Title: Another Little Piece
Author: Kate Karyus Quinn
Publication Date: June 11, 2013
The spine-tingling horror of Stephen King meets an eerie mystery worthy of Sara Shepard’s Pretty Little Liars series in Kate Karyus Quinn’s haunting debut.
On a cool autumn night, Annaliese Rose Gordon stumbled out of the woods and into a high school party. She was screaming. Drenched in blood. Then she vanished.
A year later, Annaliese is found wandering down a road hundreds of miles away. She doesn’t know who she is. She doesn’t know how she got there. She only knows one thing: She is not the real Annaliese Rose Gordon.
Now Annaliese is haunted by strange visions and broken memories. Memories of a reckless, desperate wish . . . a bloody razor . . . and the faces of other girls who disappeared. Piece by piece, Annaliese’s fractured memories come together to reveal a violent, endless cycle that she will never escape—unless she can unlock the twisted secrets of her past.
Before reading this book, make sure you have a few effective breathing exercises in your arsenal. Trust me, you’ll need it.
I honestly can’t decide if this book or Liz Coley’s Pretty Girl-13 is the most intense book I’ve read this year. They’re intense for similar reasons: the writing is amazing, and the fear/suspense level is on HIGH basically the entire time. Obviously the major difference is that Pretty Girl-13 is set in real-life, while Another Little Piece is a genuine horror, but they both left me disturbed and haunted (in a very good way).
This year, I discovered a new love of horror films. This has also transferred to my reading habits, and I will happily read any YA marked as horror. Another great horror debut this year was The Murmurings, which you should definitely check out if you liked this book, and vice versa.
Another Little Piece is super intense and super creepy, and was even better than I thought it would be. I loved the way the story was told, such as how in the beginning the creature/Annaliese starts out talking about herself in the third person, and how she consistently refers to Annaliese’s parents as “the parents.” There were just a lot of little details that made the dark atmosphere of the book even scarier. Quinn also did an excellent job of making Anna/Annaliese seem real, which also intensified the creep factor.
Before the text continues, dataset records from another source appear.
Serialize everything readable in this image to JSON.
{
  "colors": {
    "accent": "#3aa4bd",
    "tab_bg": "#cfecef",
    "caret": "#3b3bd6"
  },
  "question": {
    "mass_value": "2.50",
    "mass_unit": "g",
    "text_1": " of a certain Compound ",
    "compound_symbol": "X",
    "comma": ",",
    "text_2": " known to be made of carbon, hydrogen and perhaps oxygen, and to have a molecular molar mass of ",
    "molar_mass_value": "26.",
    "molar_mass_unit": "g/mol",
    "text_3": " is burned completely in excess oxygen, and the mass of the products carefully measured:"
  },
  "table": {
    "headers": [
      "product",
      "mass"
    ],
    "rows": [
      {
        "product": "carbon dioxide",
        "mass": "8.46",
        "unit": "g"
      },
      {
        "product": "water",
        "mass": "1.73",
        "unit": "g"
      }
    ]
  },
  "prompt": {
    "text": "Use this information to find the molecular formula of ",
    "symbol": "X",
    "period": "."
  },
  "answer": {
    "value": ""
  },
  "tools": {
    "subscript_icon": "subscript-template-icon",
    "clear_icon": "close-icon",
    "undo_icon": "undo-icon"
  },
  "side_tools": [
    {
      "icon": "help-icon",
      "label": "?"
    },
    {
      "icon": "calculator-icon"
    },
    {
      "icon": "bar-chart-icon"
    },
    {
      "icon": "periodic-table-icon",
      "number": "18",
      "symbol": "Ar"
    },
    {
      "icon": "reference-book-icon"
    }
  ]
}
I also liked the fact that the story unraveled somewhat slowly while still keeping a high amount of tension throughout. I was genuinely on the edge of my seat the entire time, and got more and more excited every time Quinn gave us another piece of the puzzle.
This is definitely a book that will keep you up all night, and when you’re done, you’ll want to leave the light on when you finally go to sleep.
P. S. If this became a horror film, I would totally dig that.